Yes, worms do absorb some metals from the "soil" in which they live. But
only a small portion. And very little of most metals. Worms come into
equilibrium with the Cu and Zn and Pb in soils or biosolids, but
accumulate Cd and Hg to pretty high levels while removing only a small
portion. There is a large literature on worms and biosolids, composts,
and contaminated soils. And food-chain risks from worms living in
contaminated soils. If anyone is really interested, I can provide
references.
And what would you do with the worms if they could accumulate all the
metals in a soil? If they actually accumulated all of the metals,
perhaps they would have been an alternative ore like the plants we grow
for phytoextraction of soil metals.
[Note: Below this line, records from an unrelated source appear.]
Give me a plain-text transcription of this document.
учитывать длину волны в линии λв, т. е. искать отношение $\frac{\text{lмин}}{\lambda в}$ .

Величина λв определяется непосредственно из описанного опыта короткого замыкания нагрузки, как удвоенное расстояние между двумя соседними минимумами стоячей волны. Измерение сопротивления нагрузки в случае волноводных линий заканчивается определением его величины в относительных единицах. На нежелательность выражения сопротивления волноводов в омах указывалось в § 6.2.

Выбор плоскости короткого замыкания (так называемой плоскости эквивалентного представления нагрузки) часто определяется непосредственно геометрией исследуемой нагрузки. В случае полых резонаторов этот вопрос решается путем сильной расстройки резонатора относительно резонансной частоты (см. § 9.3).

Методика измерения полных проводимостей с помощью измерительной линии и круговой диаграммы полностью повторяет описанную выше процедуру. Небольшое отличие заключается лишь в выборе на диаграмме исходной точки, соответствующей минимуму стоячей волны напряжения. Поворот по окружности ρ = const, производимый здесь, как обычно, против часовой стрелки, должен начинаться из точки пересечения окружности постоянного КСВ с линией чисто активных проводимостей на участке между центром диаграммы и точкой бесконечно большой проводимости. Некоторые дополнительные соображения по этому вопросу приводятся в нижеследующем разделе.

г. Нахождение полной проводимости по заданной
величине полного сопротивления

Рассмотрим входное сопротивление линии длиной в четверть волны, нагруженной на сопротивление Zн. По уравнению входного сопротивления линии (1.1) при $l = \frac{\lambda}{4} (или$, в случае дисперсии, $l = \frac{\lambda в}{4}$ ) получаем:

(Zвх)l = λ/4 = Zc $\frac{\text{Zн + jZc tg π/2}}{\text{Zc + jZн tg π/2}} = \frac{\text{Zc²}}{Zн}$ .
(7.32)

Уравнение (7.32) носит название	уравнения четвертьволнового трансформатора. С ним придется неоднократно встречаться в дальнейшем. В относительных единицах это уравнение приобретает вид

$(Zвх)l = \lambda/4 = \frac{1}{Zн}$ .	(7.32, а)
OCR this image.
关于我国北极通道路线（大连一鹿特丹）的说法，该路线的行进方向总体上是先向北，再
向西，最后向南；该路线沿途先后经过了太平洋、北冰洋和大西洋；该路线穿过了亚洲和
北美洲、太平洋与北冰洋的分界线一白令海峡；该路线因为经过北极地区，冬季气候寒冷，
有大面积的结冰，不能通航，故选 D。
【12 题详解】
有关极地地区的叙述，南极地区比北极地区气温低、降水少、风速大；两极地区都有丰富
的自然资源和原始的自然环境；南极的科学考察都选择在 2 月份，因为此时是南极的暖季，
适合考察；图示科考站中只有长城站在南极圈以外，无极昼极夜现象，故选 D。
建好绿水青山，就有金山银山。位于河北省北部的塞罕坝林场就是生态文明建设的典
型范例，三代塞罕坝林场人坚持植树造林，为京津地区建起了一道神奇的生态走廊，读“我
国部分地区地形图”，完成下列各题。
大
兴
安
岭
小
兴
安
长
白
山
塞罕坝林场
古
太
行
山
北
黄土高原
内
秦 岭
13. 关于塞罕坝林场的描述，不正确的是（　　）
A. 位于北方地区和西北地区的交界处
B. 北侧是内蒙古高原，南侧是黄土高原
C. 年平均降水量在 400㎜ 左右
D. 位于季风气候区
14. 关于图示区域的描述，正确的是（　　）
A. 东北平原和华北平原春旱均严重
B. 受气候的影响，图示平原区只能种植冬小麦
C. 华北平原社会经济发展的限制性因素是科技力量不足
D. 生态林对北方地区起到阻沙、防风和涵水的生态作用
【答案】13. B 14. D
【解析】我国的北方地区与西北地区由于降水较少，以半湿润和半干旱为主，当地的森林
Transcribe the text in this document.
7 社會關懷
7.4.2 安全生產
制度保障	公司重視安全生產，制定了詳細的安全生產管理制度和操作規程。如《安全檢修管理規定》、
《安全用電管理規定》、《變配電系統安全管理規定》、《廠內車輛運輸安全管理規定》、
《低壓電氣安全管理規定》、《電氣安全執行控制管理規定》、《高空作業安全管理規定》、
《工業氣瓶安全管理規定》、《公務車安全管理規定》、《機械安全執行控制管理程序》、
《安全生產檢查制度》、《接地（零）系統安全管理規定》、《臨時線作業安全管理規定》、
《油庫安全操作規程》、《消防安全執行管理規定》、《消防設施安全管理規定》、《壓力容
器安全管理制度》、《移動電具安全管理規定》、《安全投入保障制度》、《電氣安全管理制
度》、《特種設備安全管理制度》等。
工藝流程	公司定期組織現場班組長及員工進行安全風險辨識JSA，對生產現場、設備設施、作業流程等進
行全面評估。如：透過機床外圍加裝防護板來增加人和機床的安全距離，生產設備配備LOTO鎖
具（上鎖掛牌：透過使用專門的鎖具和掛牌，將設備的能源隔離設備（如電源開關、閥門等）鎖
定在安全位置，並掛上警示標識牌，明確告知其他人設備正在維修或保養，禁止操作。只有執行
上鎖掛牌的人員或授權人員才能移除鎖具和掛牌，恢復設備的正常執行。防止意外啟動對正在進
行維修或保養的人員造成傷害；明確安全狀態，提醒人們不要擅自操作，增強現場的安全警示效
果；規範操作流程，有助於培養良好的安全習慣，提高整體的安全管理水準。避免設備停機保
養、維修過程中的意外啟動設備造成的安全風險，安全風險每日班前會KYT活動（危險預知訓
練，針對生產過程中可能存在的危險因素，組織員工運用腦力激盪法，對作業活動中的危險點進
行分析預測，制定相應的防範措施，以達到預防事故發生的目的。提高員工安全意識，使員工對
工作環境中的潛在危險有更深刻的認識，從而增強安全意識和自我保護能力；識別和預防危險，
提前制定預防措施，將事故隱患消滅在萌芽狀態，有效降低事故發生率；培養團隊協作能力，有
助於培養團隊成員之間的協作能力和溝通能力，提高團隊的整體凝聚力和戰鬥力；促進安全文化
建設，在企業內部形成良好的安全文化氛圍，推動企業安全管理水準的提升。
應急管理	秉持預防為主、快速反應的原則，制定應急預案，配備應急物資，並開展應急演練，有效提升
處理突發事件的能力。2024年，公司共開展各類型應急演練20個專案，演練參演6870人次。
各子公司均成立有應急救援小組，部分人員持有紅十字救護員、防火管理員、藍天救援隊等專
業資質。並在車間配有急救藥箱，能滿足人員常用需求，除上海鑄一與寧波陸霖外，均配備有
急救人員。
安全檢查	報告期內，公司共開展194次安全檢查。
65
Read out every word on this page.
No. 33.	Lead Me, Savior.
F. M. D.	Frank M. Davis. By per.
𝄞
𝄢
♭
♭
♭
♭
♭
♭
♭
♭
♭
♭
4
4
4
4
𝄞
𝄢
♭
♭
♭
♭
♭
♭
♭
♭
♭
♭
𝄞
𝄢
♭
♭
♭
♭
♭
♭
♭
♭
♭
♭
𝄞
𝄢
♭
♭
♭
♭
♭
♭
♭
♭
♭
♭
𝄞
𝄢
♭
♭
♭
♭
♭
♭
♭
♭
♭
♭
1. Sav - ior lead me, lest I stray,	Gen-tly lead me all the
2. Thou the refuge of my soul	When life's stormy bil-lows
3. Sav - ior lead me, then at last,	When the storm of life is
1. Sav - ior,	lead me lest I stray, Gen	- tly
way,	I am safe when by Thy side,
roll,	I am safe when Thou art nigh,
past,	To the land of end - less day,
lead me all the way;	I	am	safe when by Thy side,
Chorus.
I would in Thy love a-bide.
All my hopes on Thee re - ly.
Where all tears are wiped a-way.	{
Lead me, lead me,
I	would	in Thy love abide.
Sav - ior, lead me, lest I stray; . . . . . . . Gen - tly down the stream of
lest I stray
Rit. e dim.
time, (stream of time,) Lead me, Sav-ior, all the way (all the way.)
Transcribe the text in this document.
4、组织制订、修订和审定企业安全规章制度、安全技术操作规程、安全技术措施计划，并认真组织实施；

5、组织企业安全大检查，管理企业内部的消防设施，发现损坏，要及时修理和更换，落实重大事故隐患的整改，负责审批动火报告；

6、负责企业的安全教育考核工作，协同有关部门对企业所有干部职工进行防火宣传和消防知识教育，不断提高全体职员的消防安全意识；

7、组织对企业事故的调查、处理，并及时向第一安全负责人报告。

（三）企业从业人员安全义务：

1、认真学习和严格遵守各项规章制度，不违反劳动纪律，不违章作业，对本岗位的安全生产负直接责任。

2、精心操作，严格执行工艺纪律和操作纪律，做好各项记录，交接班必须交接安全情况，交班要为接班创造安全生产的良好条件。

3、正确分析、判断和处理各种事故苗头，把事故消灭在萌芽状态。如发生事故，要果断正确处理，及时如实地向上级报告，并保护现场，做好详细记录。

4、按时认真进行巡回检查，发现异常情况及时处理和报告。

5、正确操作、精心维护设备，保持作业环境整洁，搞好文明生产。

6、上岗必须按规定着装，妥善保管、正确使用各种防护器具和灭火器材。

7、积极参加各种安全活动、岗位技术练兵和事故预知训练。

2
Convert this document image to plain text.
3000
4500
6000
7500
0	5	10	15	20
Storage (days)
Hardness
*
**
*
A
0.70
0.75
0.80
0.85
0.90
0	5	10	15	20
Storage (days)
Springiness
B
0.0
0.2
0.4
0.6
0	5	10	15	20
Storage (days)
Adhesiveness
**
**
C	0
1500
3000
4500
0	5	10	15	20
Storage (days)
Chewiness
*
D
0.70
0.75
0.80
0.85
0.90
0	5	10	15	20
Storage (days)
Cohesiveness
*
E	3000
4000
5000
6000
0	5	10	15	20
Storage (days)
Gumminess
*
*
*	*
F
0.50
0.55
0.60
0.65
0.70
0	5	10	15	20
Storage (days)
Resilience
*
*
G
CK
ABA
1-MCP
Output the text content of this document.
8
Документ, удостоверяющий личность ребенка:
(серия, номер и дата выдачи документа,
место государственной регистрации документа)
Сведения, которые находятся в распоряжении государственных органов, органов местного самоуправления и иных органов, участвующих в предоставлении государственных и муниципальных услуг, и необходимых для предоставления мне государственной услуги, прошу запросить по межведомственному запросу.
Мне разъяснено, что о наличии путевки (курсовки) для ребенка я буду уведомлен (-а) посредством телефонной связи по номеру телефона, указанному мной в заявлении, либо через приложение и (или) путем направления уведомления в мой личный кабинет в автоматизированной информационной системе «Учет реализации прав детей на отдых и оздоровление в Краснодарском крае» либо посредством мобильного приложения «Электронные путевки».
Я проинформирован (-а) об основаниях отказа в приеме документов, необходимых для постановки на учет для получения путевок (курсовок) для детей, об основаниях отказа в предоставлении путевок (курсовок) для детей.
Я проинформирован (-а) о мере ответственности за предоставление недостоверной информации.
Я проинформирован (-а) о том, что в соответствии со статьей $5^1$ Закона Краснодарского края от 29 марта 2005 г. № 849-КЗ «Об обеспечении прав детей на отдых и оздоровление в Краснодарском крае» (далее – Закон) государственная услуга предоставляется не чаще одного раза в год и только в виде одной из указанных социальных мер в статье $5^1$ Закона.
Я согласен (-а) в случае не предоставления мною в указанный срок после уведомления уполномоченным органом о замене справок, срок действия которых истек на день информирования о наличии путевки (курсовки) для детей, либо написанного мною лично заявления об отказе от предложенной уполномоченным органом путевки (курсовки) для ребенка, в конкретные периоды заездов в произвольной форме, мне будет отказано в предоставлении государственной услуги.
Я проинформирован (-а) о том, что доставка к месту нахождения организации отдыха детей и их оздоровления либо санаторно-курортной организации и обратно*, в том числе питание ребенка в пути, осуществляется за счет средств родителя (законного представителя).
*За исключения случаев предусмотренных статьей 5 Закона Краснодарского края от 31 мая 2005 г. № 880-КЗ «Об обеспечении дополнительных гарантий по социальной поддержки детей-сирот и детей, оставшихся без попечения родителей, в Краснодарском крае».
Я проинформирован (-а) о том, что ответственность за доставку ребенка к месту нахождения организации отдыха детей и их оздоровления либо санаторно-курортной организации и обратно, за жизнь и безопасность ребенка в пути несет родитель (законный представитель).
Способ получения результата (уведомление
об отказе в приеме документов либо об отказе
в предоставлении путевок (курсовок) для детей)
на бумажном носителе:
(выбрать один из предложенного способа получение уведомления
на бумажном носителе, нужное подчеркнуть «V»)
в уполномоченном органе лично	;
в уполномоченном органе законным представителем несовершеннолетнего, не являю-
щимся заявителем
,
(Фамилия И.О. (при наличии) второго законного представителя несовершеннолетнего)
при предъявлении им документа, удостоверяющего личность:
If they bioconcentrated metals
enough, it could have been useful. But worms as harvested from the soil
contain about 35% soil on a dry weight basis, and that would interfere
with recovery of the metals by usual mining technologies. One of the
valuable aspects of our metal hyperaccumulator plants is that the normal
soil components are not present in the plant biomass. Just plant
nutrients and the accumulated metals, so the plant ash is a high quality
metal ore. Not worm ash.
Conservation of matter still holds regardless of reporter claims or
claims of poor scientists.
Regards,
Rufus Chaney
Beltsville, MD
-----Original Message-----
From: compost-bounces at mailman.cloudnet.com
[mailto:compost-bounces at mailman.cloudnet.com] On Behalf Of Lowell Prag
Sent: Friday, October 26, 2007 12:25 PM
To: Compost Discussion List
Subject: Re: [USCC] FW: CNN story on remediating heavy metals in soils
with worms in India
On Thu, October 25, 2007 6:52 pm, Karin Grobe wrote:
Story and video at
http://edition.cnn.com/2007/WORLD/asiapcf/10/22/eco.about.worms/
Karin Grobe
Organic Recyclers Anonymous
----------------
Hello,
Regarding this excerpt:
"...
Scientists in India have found that worms' digestive systems and
regenerative abilities are so remarkable that they can actually absorb
toxic materials yet expel toxic-free manure. According to the Indian
newspaper, India Together, researchers in Gujarat have found that worms
can "detox" the organic parts of the industrial sludge which results
from
the effluent treatment of industrial or hazardous waste.
..."
No mention of the effects on the worms.